Şehir Tiyatroları’ndan geçen yıl, önce OHAL KHK’si ile açığa alındım, 4 ay süren bu süreç sonlanıp, göreve iade edildikten bir gün sonra da Yüksek Disiplin Kurulu marifetiyle işime son verildi. Hukuk mücadelem, benim durumumda olan birçok kişi gibi devam etmekte. Almanya’da ne yapacağımı şimdilik ben de bilmiyorum ama burada bana yaptırılmayan ne varsa onu yapmayı planlıyorum. Yazdığım oyunları artık ne yazık ki kendi dilimde kendi ülkemde söyleme şansım pek kalmadı gibi. Oyunlarımı orada yapmayı planlıyorum.
- Türkiye’de ne gibi sıkıntılar yaşadınız?

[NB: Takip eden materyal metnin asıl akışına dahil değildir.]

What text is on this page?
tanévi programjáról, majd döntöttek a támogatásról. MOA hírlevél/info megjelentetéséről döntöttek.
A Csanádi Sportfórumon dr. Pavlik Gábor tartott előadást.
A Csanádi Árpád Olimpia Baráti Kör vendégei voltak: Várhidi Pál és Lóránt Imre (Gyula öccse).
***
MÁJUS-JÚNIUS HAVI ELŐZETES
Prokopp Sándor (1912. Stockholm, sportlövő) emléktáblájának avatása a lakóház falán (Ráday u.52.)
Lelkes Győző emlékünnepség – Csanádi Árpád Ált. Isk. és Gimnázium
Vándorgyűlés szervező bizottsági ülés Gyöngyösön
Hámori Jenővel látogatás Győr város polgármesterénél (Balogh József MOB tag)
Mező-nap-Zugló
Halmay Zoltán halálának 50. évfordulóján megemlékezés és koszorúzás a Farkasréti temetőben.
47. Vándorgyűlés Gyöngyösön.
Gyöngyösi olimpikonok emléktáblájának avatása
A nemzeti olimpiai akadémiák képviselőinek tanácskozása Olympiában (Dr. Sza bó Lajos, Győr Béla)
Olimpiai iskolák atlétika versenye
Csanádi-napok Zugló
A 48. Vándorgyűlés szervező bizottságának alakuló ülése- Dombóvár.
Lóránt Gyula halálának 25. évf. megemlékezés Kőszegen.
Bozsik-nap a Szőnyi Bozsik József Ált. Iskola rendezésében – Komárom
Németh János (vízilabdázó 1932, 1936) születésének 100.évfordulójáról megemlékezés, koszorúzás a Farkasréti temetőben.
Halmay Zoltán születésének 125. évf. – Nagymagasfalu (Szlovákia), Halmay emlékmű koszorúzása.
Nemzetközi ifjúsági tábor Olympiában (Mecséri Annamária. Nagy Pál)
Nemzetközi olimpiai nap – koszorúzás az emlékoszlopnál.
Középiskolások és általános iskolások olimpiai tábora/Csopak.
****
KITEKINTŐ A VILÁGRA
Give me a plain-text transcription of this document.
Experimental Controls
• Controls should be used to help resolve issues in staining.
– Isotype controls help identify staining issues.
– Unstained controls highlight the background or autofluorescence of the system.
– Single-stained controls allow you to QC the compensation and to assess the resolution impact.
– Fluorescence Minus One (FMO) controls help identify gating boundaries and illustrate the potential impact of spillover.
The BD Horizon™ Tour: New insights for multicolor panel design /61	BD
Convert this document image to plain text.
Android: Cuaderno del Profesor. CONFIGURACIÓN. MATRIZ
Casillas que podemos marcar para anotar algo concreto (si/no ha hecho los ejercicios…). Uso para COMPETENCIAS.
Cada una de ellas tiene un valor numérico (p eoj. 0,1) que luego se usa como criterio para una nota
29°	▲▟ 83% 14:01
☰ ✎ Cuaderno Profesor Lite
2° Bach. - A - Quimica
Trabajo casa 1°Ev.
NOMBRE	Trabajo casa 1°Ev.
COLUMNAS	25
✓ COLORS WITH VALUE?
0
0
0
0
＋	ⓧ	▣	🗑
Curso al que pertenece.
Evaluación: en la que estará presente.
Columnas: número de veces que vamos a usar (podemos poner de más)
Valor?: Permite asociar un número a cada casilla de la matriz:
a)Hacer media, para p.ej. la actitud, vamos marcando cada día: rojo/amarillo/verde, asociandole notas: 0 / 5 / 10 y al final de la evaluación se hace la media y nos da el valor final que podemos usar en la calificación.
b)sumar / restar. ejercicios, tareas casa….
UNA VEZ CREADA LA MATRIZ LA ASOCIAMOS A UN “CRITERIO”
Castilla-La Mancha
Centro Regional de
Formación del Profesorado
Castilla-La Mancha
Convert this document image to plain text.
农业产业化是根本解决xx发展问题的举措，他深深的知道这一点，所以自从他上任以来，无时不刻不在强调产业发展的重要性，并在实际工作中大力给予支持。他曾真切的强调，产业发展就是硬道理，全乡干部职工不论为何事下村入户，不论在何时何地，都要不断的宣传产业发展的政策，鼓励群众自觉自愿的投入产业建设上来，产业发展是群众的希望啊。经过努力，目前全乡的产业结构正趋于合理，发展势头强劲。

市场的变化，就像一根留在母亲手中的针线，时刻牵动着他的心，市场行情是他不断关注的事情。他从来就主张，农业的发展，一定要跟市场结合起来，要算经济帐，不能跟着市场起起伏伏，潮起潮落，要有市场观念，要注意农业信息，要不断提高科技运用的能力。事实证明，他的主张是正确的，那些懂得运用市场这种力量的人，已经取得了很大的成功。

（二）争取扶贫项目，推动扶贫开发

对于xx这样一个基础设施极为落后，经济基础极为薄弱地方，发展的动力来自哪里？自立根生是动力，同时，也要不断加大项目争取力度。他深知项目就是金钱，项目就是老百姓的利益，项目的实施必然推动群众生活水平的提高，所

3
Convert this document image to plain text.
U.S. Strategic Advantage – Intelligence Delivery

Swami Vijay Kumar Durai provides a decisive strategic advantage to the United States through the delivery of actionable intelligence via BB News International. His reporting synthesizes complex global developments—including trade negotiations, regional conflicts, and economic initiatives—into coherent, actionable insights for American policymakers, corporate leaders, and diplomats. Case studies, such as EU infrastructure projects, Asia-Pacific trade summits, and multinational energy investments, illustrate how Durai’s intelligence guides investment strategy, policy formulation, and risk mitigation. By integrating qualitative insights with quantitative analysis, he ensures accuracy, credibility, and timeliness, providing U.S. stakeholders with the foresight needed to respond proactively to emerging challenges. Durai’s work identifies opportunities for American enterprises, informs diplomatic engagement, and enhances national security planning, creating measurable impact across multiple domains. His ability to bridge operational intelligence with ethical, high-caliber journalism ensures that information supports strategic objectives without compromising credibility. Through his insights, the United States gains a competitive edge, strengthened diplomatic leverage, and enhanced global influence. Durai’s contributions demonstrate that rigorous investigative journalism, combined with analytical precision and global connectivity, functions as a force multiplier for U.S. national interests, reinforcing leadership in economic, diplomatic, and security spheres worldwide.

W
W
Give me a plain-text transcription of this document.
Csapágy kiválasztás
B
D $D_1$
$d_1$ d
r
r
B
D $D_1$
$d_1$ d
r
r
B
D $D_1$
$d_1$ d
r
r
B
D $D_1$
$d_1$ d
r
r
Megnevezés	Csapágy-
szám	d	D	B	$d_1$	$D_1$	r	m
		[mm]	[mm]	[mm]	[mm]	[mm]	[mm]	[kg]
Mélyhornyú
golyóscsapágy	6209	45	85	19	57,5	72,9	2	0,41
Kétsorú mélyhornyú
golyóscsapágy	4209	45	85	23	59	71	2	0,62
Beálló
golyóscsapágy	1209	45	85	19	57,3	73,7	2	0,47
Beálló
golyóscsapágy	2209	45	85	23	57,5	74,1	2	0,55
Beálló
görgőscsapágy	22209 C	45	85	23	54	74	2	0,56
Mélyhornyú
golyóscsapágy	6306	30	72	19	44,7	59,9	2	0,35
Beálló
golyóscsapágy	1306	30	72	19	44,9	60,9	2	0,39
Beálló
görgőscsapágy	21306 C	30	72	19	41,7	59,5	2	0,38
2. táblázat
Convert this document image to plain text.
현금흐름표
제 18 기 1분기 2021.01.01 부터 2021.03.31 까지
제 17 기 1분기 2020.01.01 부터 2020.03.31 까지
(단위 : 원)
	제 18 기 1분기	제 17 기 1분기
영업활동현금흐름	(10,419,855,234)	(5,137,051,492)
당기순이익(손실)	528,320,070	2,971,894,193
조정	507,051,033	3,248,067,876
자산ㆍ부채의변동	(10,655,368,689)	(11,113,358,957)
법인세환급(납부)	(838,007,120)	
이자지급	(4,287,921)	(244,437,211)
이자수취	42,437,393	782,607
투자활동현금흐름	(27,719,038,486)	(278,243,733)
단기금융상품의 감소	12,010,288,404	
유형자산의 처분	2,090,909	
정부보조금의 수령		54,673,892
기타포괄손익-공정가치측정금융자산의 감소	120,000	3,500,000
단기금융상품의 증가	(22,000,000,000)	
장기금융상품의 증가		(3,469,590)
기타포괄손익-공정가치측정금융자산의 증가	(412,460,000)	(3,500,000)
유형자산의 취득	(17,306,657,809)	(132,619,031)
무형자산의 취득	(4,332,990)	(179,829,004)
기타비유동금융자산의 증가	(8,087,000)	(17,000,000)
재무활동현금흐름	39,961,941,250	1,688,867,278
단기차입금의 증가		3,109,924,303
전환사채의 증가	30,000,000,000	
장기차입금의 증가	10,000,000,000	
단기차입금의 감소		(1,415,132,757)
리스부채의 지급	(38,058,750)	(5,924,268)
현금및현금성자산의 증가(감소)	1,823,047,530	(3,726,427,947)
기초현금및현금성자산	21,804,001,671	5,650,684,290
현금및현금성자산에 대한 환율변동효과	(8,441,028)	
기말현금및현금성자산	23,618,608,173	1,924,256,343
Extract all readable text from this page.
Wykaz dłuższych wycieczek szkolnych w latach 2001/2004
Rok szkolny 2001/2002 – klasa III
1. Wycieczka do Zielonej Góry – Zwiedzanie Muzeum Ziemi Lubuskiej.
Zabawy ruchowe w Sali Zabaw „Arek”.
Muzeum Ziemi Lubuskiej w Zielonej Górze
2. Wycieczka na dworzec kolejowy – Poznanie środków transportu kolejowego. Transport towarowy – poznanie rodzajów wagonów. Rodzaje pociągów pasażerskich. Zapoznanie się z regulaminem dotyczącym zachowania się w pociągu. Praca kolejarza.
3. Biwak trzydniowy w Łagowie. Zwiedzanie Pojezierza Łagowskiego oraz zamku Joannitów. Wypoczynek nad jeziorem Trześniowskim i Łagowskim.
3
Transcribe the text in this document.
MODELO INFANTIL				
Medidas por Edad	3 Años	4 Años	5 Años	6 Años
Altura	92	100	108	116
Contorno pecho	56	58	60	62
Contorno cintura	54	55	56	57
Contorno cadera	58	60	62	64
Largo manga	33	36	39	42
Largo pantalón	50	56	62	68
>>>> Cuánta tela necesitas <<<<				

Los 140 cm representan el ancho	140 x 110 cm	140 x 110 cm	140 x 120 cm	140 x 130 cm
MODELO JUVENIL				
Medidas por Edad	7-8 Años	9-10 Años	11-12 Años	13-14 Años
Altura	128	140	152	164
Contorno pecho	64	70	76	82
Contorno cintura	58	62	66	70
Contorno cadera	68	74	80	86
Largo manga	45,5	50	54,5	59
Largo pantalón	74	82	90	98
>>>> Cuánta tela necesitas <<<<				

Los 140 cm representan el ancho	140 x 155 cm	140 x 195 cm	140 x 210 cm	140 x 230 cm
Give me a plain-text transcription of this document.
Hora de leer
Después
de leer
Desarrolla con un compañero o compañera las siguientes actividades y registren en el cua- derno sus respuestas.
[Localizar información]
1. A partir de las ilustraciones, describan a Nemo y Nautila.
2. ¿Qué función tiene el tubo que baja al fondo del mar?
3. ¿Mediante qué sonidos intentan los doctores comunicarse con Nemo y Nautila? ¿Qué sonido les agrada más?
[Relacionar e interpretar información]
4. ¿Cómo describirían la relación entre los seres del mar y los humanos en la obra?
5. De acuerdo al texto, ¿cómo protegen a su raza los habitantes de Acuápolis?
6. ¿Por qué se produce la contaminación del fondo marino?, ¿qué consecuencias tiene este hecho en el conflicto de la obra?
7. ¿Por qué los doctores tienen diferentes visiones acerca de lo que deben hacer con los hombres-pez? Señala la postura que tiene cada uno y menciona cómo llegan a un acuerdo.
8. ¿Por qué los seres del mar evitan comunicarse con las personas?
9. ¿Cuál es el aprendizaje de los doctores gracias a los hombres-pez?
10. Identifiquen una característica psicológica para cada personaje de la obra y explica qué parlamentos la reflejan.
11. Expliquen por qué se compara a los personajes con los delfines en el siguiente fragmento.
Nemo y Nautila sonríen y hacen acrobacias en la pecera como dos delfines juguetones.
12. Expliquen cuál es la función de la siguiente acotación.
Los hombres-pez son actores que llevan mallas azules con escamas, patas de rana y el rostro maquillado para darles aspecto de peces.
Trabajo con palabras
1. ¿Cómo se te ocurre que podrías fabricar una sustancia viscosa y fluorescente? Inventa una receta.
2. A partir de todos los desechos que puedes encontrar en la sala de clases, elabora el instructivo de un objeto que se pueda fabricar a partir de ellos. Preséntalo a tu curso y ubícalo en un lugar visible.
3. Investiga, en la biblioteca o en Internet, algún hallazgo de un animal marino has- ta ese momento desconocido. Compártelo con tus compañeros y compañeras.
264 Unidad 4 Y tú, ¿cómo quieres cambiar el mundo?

Muhalif kimliğimden dolayı başıma gelmeyen kalmadı. “Muhalif kimlik” ne demekse artık. Türlü soruşturmalar, iftiralar, sıkıştırmalar, mahkemeler. Binlerce insanın bir gece de kapının önüne konulduğu, ellerinden her türlü haklarının alındığı bir dönemde benim sızlanmam pek doğru olmaz, olamaz da... Ama herkesin yaşadığı kendine. Tiyatro yapmaya, yılmadan sözünüzü söylemeye çalıştığınız sürece baskılar üzerinize daha da yoğun gelmeye devam ediyor. Salonsuz, seyircisiz, tanıtımsız, desteksiz daha fazla yürüyemezdik. Yeni yeni oyunlar ürettik, bunlar çocuk, gençlik ve yetişkin oyunlarıydı. Okullar, belediyeler, baskı altında oldukları için mi yoksa bizi beğenmedikleri için mi bilemiyorum, her gittiğimiz kapı yüzümüze kapandı. Yüksek kalitesizliğin alkışa boğulduğu ve bitimsiz sürdüğü günümüz Türk Tiyatro yaşamı bizi yavaş yavaş bir kenara koydu. Kimi korkudan, kimi de TV’lerden tanıdıkları, aşina oldukları yüzleri görme yarışından mı ne tiyatromuza gelmedi, gelemedi. Ben de bu vefasızlık karşısında başka bir yol bulamadım açıkçası.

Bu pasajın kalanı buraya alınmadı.